Phonics
Phonics instruction teaches children the relationships between the letters (graphemes) of written language and the individual sounds (phonemes) of spoken language.
Phonics in Reading Recovery lessons
Assessment
In Reading Recovery, individual assessments reveal
- upper and lower case letters the child can identify by naming the letter, giving the letter sound, or naming a word beginning with the letter or sound.
- phonemes the child can connect to letters.
- specific phonemes the child can represent with letters in writing.
- the degree to which children use letter-sound knowledge and word patterns to read and write words.
- the degree to which the child can locate words in a text after hearing them.
- the child’s ability to use letter-sound knowledge while reading continuous text.
Examples of Instructional Procedures
- Using magnetic letters, children learn quick and flexible recognition of letters; they also learn how to take words apart using phonological and orthographic knowledge.

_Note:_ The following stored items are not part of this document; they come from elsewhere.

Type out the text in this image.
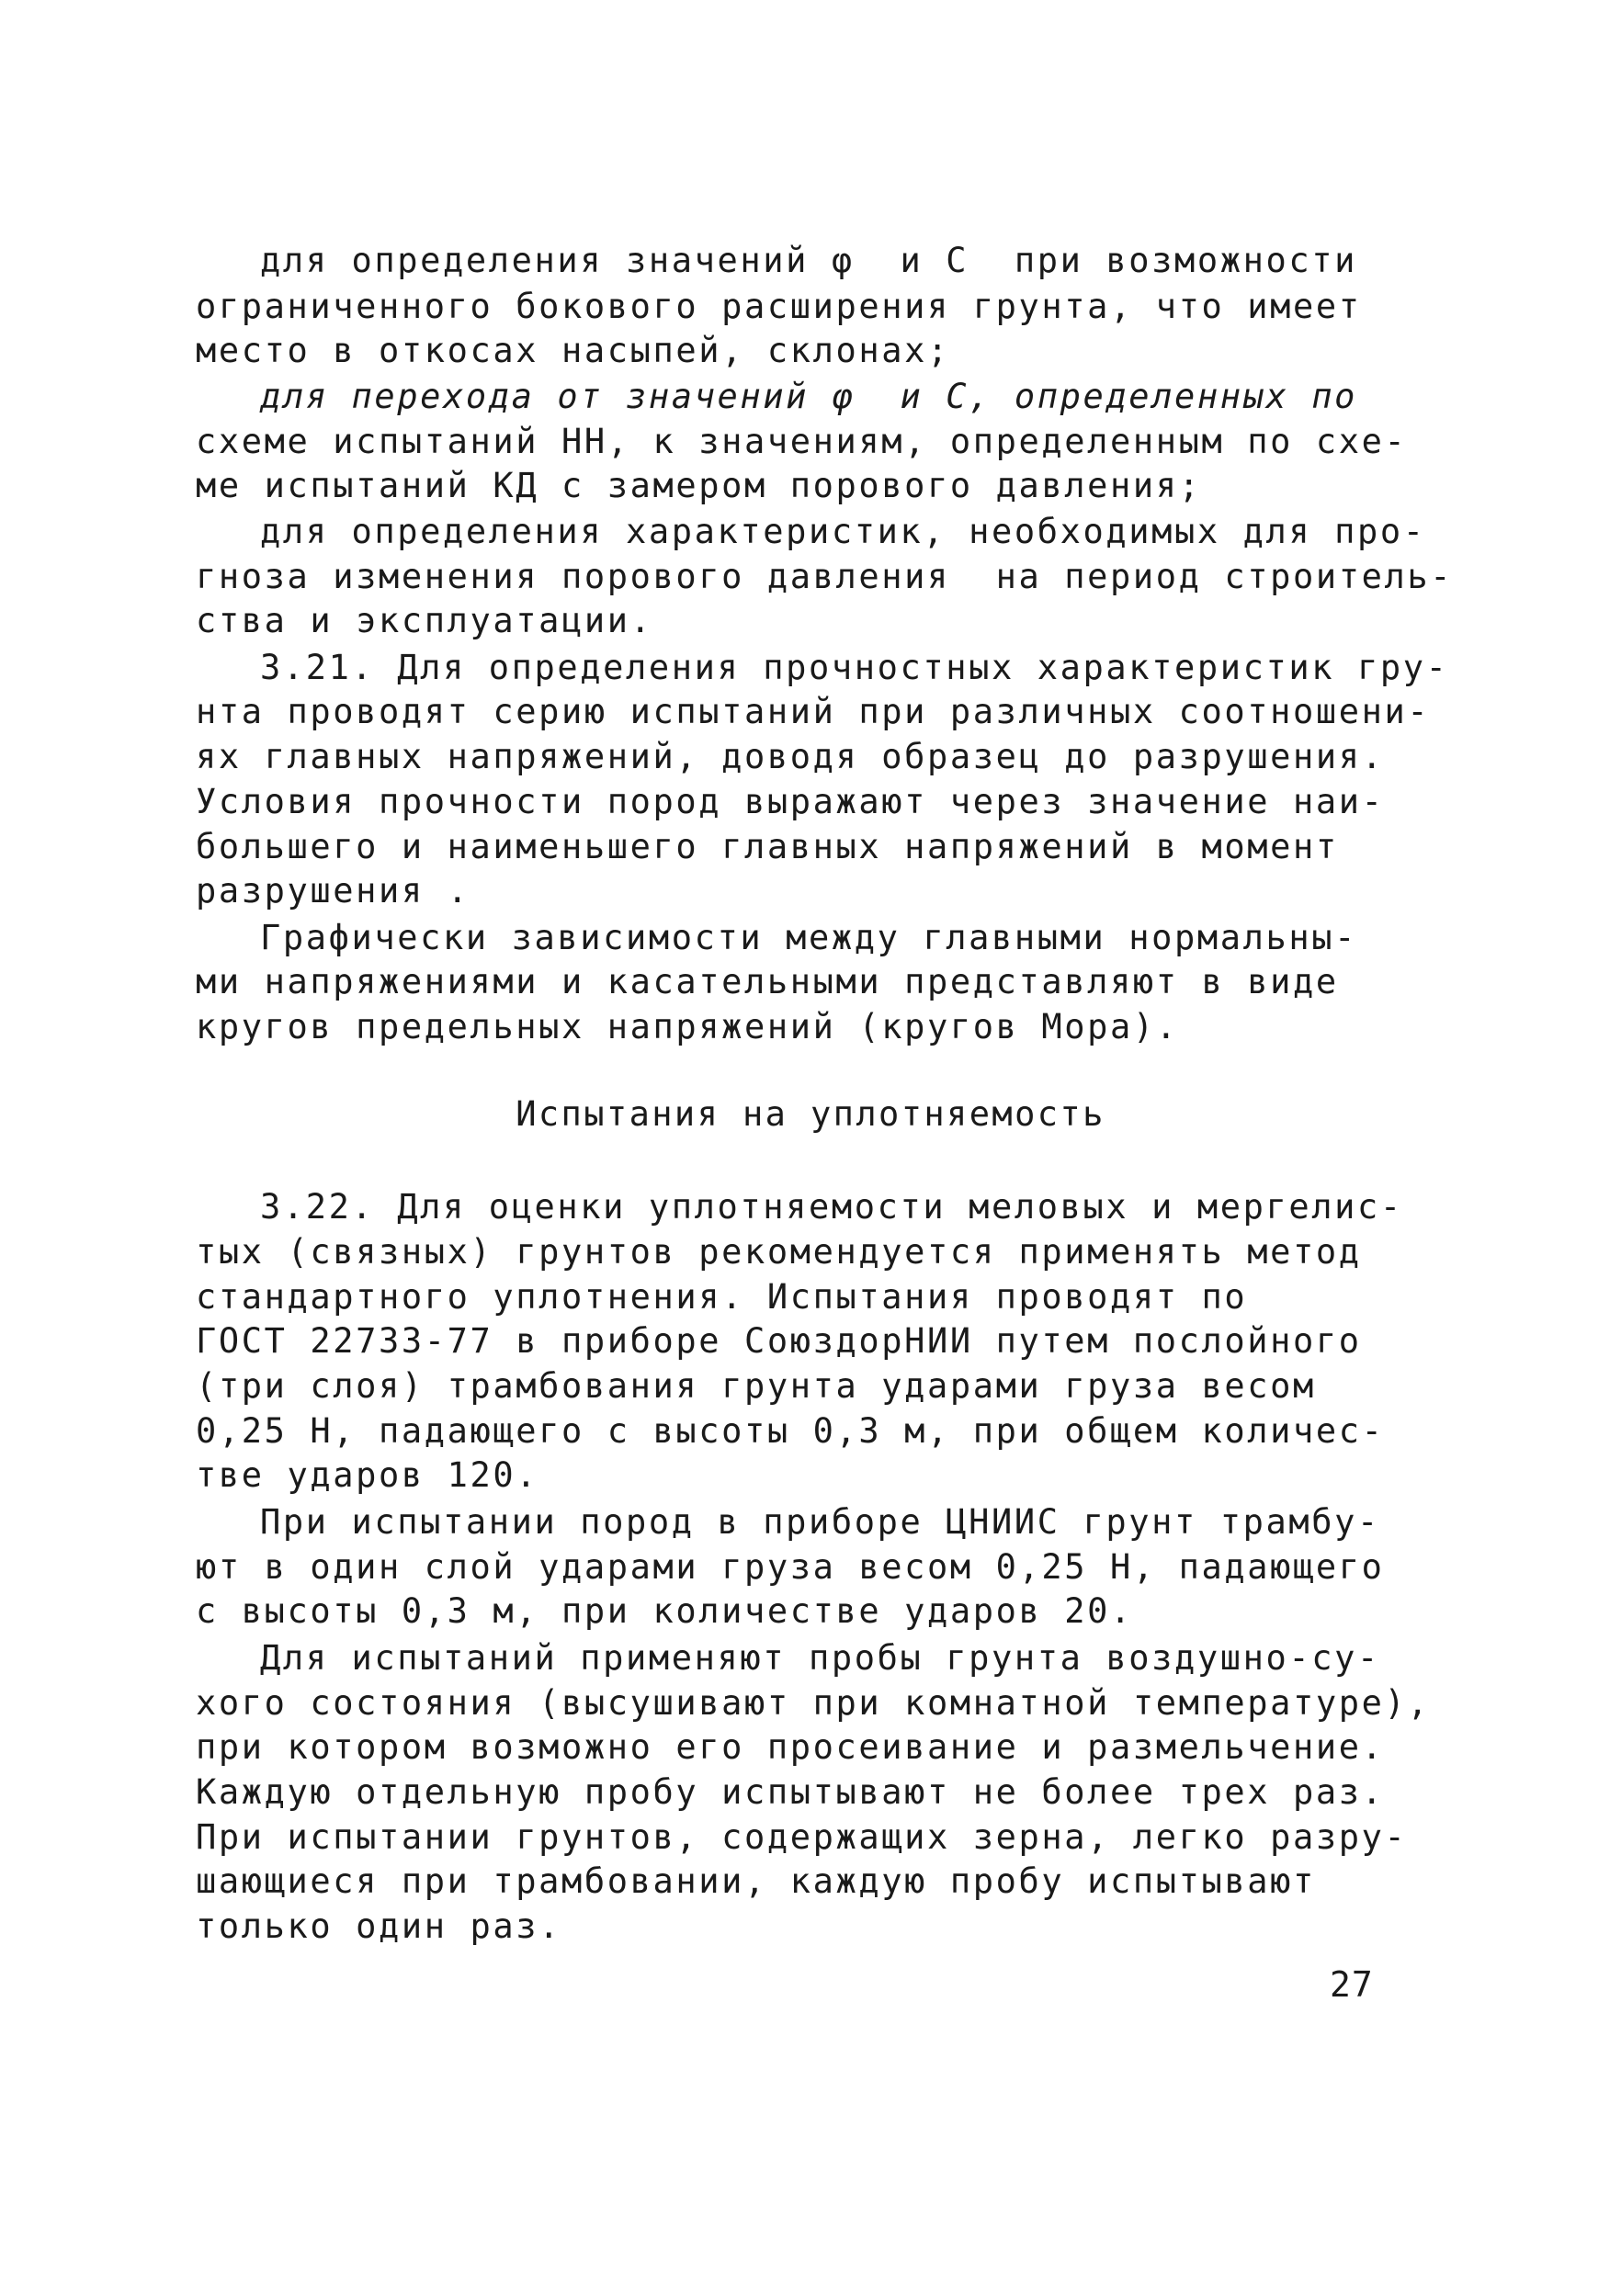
для определения значений φ  и С  при возможности
ограниченного бокового расширения грунта, что имеет
место в откосах насыпей, склонах;
для перехода от значений φ  и С, определенных по
схеме испытаний НН, к значениям, определенным по схе-
ме испытаний КД с замером порового давления;
для определения характеристик, необходимых для про-
гноза изменения порового давления  на период строитель-
ства и эксплуатации.
3.21. Для определения прочностных характеристик гру-
нта проводят серию испытаний при различных соотношени-
ях главных напряжений, доводя образец до разрушения.
Условия прочности пород выражают через значение наи-
большего и наименьшего главных напряжений в момент
разрушения .
Графически зависимости между главными нормальны-
ми напряжениями и касательными представляют в виде
кругов предельных напряжений (кругов Мора).
Испытания на уплотняемость
3.22. Для оценки уплотняемости меловых и мергелис-
тых (связных) грунтов рекомендуется применять метод
стандартного уплотнения. Испытания проводят по
ГОСТ 22733-77 в приборе СоюздорНИИ путем послойного
(три слоя) трамбования грунта ударами груза весом
0,25 Н, падающего с высоты 0,3 м, при общем количес-
тве ударов 120.
При испытании пород в приборе ЦНИИС грунт трамбу-
ют в один слой ударами груза весом 0,25 Н, падающего
с высоты 0,3 м, при количестве ударов 20.
Для испытаний применяют пробы грунта воздушно-су-
хого состояния (высушивают при комнатной температуре),
при котором возможно его просеивание и размельчение.
Каждую отдельную пробу испытывают не более трех раз.
При испытании грунтов, содержащих зерна, легко разру-
шающиеся при трамбовании, каждую пробу испытывают
только один раз.
27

- When reading continuous text, children learn to take words apart ‘on the run.’
- In writing, children learn to hear the sounds in words and represent them with letters or letter clusters.

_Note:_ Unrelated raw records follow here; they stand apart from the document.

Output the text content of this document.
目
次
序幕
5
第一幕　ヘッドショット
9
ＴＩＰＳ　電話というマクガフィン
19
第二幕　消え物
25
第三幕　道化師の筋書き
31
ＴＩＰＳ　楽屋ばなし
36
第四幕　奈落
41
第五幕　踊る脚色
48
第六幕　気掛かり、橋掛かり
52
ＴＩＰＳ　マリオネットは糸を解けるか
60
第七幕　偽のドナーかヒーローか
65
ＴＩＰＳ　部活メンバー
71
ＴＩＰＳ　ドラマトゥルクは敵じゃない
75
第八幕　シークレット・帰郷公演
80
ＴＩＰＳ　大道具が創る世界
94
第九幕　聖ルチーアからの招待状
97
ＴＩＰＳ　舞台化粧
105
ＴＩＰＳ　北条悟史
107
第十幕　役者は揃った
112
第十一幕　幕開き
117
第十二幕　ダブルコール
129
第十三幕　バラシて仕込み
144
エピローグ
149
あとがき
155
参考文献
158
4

- Children work with letters and related sounds (e.g., making personalized alphabet books to link sounds and letters).
- Reassembling a cut-up sentence requires children to think about sounds in words as they place the words in order; the teacher segments words to focus on what a child needs to learn next.

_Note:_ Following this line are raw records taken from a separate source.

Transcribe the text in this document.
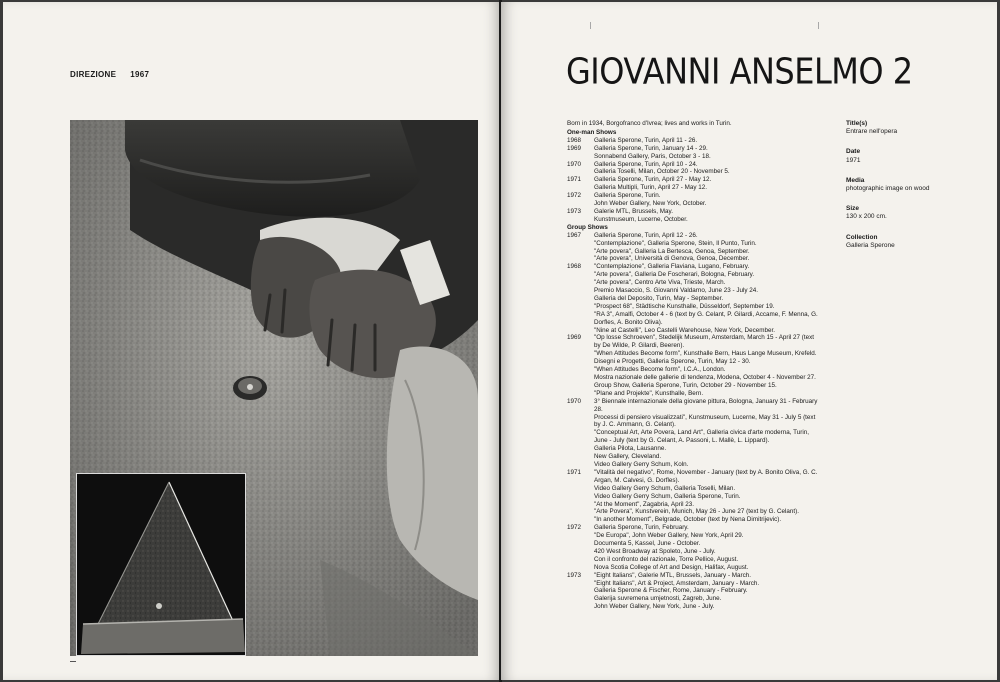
DIREZIONE 1967	GIOVANNI ANSELMO 2
Born in 1934, Borgofranco d'Ivrea; lives and works in Turin.
One-man Shows
1968	Galleria Sperone, Turin, April 11 - 26.
1969	Galleria Sperone, Turin, January 14 - 29.
Sonnabend Gallery, Paris, October 3 - 18.
1970	Galleria Sperone, Turin, April 10 - 24.
Galleria Toselli, Milan, October 20 - November 5.
1971	Galleria Sperone, Turin, April 27 - May 12.
Galleria Multipli, Turin, April 27 - May 12.
1972	Galleria Sperone, Turin.
John Weber Gallery, New York, October.
1973	Galerie MTL, Brussels, May.
Kunstmuseum, Lucerne, October.
Group Shows
1967	Galleria Sperone, Turin, April 12 - 26.
"Contemplazione", Galleria Sperone, Stein, Il Punto, Turin.
"Arte povera", Galleria La Bertesca, Genoa, September.
"Arte povera", Università di Genova, Genoa, December.
1968	"Contemplazione", Galleria Flaviana, Lugano, February.
"Arte povera", Galleria De Foscherari, Bologna, February.
"Arte povera", Centro Arte Viva, Trieste, March.
Premio Masaccio, S. Giovanni Valdarno, June 23 - July 24.
Galleria del Deposito, Turin, May - September.
"Prospect 68", Städtische Kunsthalle, Düsseldorf, September 19.
"RA 3", Amalfi, October 4 - 6 (text by G. Celant, P. Gilardi, Accame, F. Menna, G. Dorfles, A. Bonito Oliva).
"Nine at Castelli", Leo Castelli Warehouse, New York, December.
1969	"Op losse Schroeven", Stedelijk Museum, Amsterdam, March 15 - April 27 (text by De Wilde, P. Gilardi, Beeren).
"When Attitudes Become form", Kunsthalle Bern, Haus Lange Museum, Krefeld.
Disegni e Progetti, Galleria Sperone, Turin, May 12 - 30.
"When Attitudes Become form", I.C.A., London.
Mostra nazionale delle gallerie di tendenza, Modena, October 4 - November 27.
Group Show, Galleria Sperone, Turin, October 29 - November 15.
"Plane and Projekte", Kunsthalle, Bern.
1970	3° Biennale internazionale della giovane pittura, Bologna, January 31 - February 28.
Processi di pensiero visualizzati", Kunstmuseum, Lucerne, May 31 - July 5 (text by J. C. Ammann, G. Celant).
"Conceptual Art, Arte Povera, Land Art", Galleria civica d'arte moderna, Turin, June - July (text by G. Celant, A. Passoni, L. Mallè, L. Lippard).
Galleria Pilota, Lausanne.
New Gallery, Cleveland.
Video Gallery Gerry Schum, Koln.
1971	"Vitalità del negativo", Rome, November - January (text by A. Bonito Oliva, G. C. Argan, M. Calvesi, G. Dorfles).
Video Gallery Gerry Schum, Galleria Toselli, Milan.
Video Gallery Gerry Schum, Galleria Sperone, Turin.
"At the Moment", Zagabria, April 23.
"Arte Povera", Kunstverein, Munich, May 26 - June 27 (text by G. Celant).
"In another Moment", Belgrade, October (text by Nena Dimitrijevic).
1972	Galleria Sperone, Turin, February.
"De Europa", John Weber Gallery, New York, April 29.
Documenta 5, Kassel, June - October.
420 West Broadway at Spoleto, June - July.
Con il confronto del razionale, Torre Pellice, August.
Nova Scotia College of Art and Design, Halifax, August.
1973	"Eight Italians", Galerie MTL, Brussels, January - March.
"Eight Italians", Art & Project, Amsterdam, January - March.
Galleria Sperone & Fischer, Rome, January - February.
Galerija suvremena umjetnosti, Zagreb, June.
John Weber Gallery, New York, June - July.
Title(s)
Entrare nell'opera
Date
1971
Media
photographic image on wood
Size
130 x 200 cm.
Collection
Galleria Sperone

- During oral reading of texts, children learn to use phonological and orthographic information to monitor their reading and to decode unfamiliar words; they learn to ‘take words apart’ on the run while reading texts.
Clay, M. M. (2002). An observation survey of early literacy achievement. Portsmouth, NH: Heinemann.

In Reading Recovery
“Recent research has made it clear that we must pay attention to four aspects of how the sounds of English are represented in print:
- Children have to learn to hear the sounds buried within words, and this is not an easy task.
- Children have to learn to visually discriminate the symbols we use in print, and this is a large set of symbols.
- Children have to learn to link single symbols and clusters of symbols with the sounds they represent.
- Children have to learn that there are many alternatives and exceptions in our system of putting sounds into print.”